Based on their response:
- Edit
config/user_profile.md— set their interests, non-interests, and Key Players to track - Adjust
config/sources.yamlif needed (enable/disable sources, add their own RSS feeds) - Adjust
config/preferences.mdif they want different memo sections or format
If they insist on skipping, move on — but remind them they can customize later.
Step 5: Test Run
cd ~/multi-source-feed && source .venv/bin/activate && python -m src.pipeline
Show the user the output summary (number of sources, items fetched, any errors). If successful, show 5-10 sample titles from feed_slim.json.
Step 6: Schedule
The system runs in two phases. Phase 1 (scraping) must complete before Phase 2 (memo generation) starts.
Phase 1: Scrape (crontab) — Pure Python job that fetches all sources, deduplicates, and writes feed_slim.json. Set up a daily cron job:
(crontab -l 2>/dev/null; echo "0 9 * * * cd ~/multi-source-feed && .venv/bin/python3 -m src.pipeline >> /tmp/msf-scrape.log 2>&1") | crontab -
Phase 2: Memo (OpenClaw cron) — LLM-powered job that generates the daily brief and sends it to the user. Must run ~20 min after Phase 1 to ensure scraping is complete.

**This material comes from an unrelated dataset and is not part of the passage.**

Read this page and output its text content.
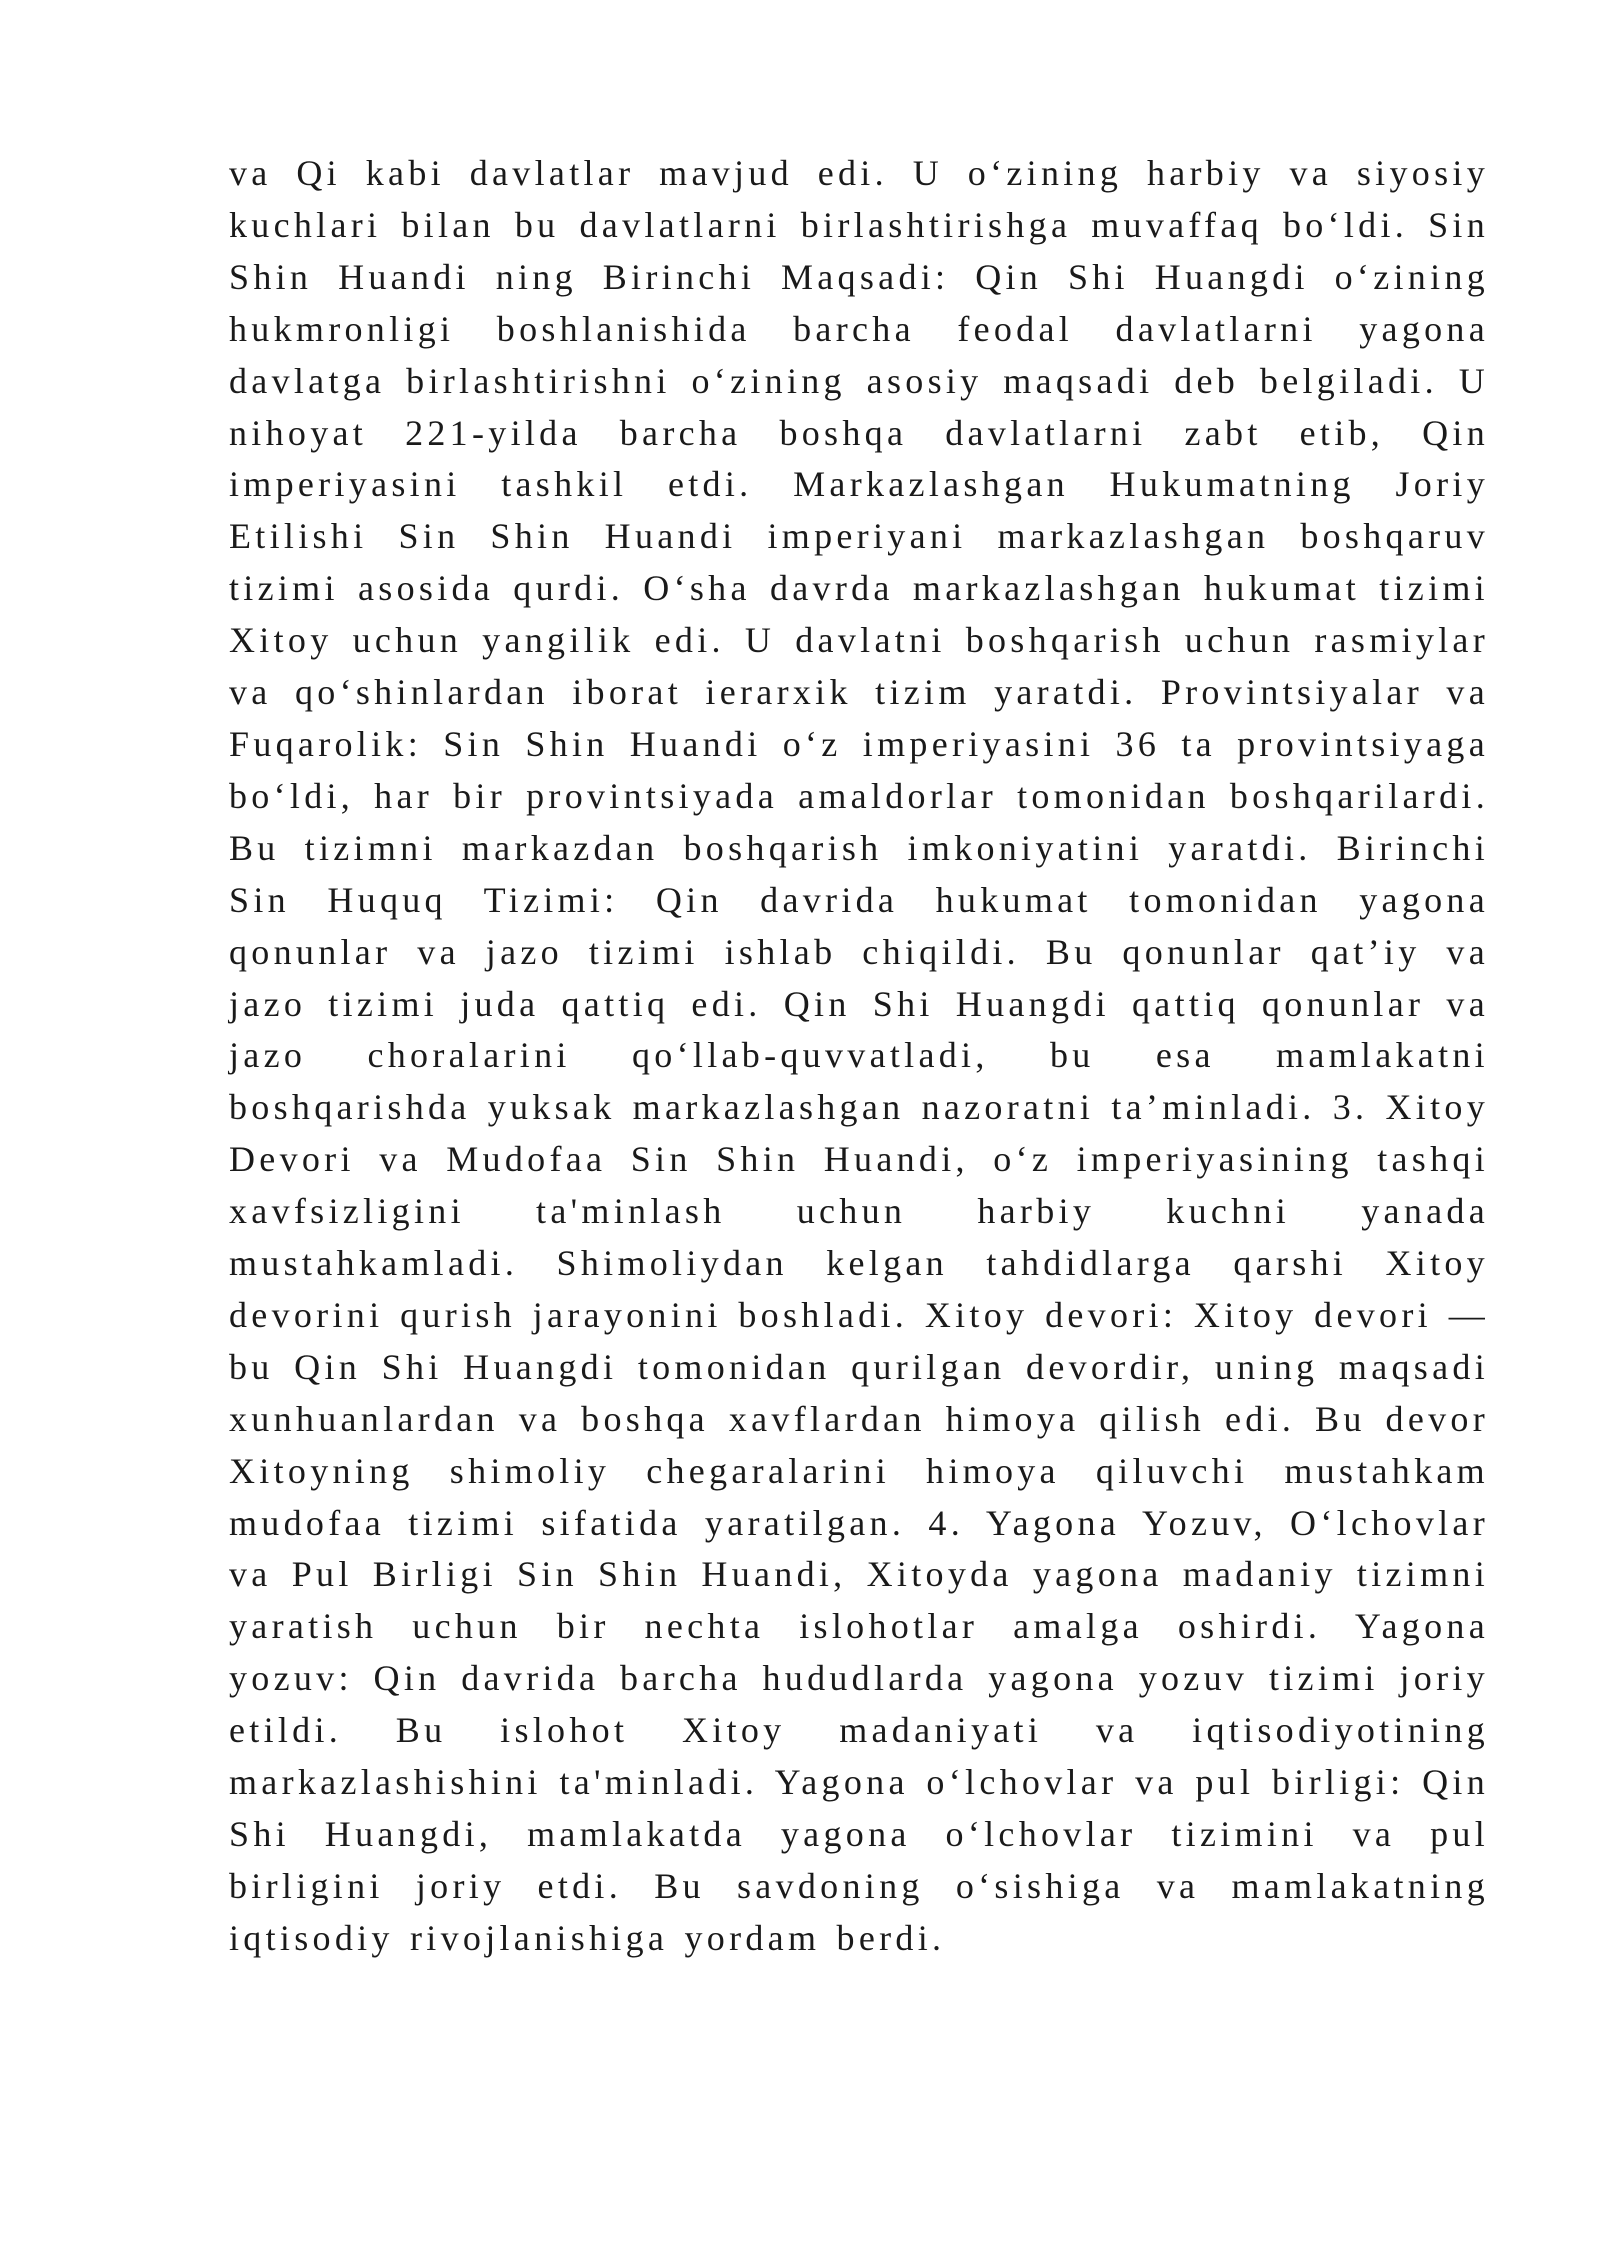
va Qi kabi davlatlar mavjud edi. U o‘zining harbiy va siyosiy kuchlari bilan bu davlatlarni birlashtirishga muvaffaq bo‘ldi. Sin Shin Huandi ning Birinchi Maqsadi: Qin Shi Huangdi o‘zining hukmronligi boshlanishida barcha feodal davlatlarni yagona davlatga birlashtirishni o‘zining asosiy maqsadi deb belgiladi. U nihoyat 221-yilda barcha boshqa davlatlarni zabt etib, Qin imperiyasini tashkil etdi. Markazlashgan Hukumatning Joriy Etilishi Sin Shin Huandi imperiyani markazlashgan boshqaruv tizimi asosida qurdi. O‘sha davrda markazlashgan hukumat tizimi Xitoy uchun yangilik edi. U davlatni boshqarish uchun rasmiylar va qo‘shinlardan iborat ierarxik tizim yaratdi. Provintsiyalar va Fuqarolik: Sin Shin Huandi o‘z imperiyasini 36 ta provintsiyaga bo‘ldi, har bir provintsiyada amaldorlar tomonidan boshqarilardi. Bu tizimni markazdan boshqarish imkoniyatini yaratdi. Birinchi Sin Huquq Tizimi: Qin davrida hukumat tomonidan yagona qonunlar va jazo tizimi ishlab chiqildi. Bu qonunlar qat’iy va jazo tizimi juda qattiq edi. Qin Shi Huangdi qattiq qonunlar va jazo choralarini qo‘llab-quvvatladi, bu esa mamlakatni boshqarishda yuksak markazlashgan nazoratni ta’minladi. 3. Xitoy Devori va Mudofaa Sin Shin Huandi, o‘z imperiyasining tashqi xavfsizligini ta'minlash uchun harbiy kuchni yanada mustahkamladi. Shimoliydan kelgan tahdidlarga qarshi Xitoy devorini qurish jarayonini boshladi. Xitoy devori: Xitoy devori — bu Qin Shi Huangdi tomonidan qurilgan devordir, uning maqsadi xunhuanlardan va boshqa xavflardan himoya qilish edi. Bu devor Xitoyning shimoliy chegaralarini himoya qiluvchi mustahkam mudofaa tizimi sifatida yaratilgan. 4. Yagona Yozuv, O‘lchovlar va Pul Birligi Sin Shin Huandi, Xitoyda yagona madaniy tizimni yaratish uchun bir nechta islohotlar amalga oshirdi. Yagona yozuv: Qin davrida barcha hududlarda yagona yozuv tizimi joriy etildi. Bu islohot Xitoy madaniyati va iqtisodiyotining markazlashishini ta'minladi. Yagona o‘lchovlar va pul birligi: Qin Shi Huangdi, mamlakatda yagona o‘lchovlar tizimini va pul birligini joriy etdi. Bu savdoning o‘sishiga va mamlakatning iqtisodiy rivojlanishiga yordam berdi.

Create an OpenClaw cron job that:
- Checks if
feed_slim.jsonexists and is from today - Reads
config/user_profile.mdandconfig/preferences.md - Reads
feed_slim.json(the scrape output) - Generates the daily brief following preferences.md format
- Sends the brief to the user via their configured channel
- Saves the brief to
memo/YYYY-MM-DD.md(used for cross-day dedup)
Tell the user:
"Setup complete! Your daily brief will be generated every morning. You'll receive it through your configured messaging channel."
Manual Setup Fallback
If automated setup fails, provide the user with these commands to run manually:
# 1. Clone
git clone https://github.com/zidooong/multi-source-feed.git && cd multi-source-feed
# 2. Install
python3 -m venv .venv && source .venv/bin/activate
pip install -r requirements.txt && playwright install chromium
# 3. Configure
cp .env.example .env
# Edit .env with your API keys
# 4. X Login
python login_save_session.py
# 5. Test
python -m src.pipeline
# 6. Schedule scraping
crontab -e
# Add: 0 9 * * * cd ~/multi-source-feed && .venv/bin/python3 -m src.pipeline >> /tmp/msf-scrape.log 2>&1
Customization
All user-customizable files are in config/:
| File | Purpose |
|---|---|
config/user_profile.md | Your interests, Key Players to track |
config/sources.yaml | Enable/disable sources, add RSS feeds |
config/preferences.md | Memo format, sections, filtering rules |
Adding a new RSS source
Add 4 lines to config/sources.yaml:
- name: my-blog
type: rss
enabled: true
url: https://example.com/feed.xml
tags: [blog]
X-Push (Optional)
If the user wants real-time X/Twitter highlights every 2 hours (in addition to the daily brief):
- Ask the user if they want to customize
push/preferences.md(filtering rules and output format) - Create an OpenClaw cron job (every 2 hours) with this prompt:
Execute these steps in order:
1. Run: bash ~/multi-source-feed/push/run.sh
(Wait for it to finish, usually 2-3 minutes)
2. If exit code is non-zero, notify the user that X Push scraping failed, then stop.
3. Read push/new_posts.json. If the posts array is empty, stop silently.
4. Read push/preferences.md for filtering rules and output format.
5. Read config/user_profile.md to understand what the reader cares about.
6. Filter and send noteworthy posts following the format in push/preferences.md.
7. End.
The push module shares x_session.json and .venv with the main pipeline — no extra setup needed.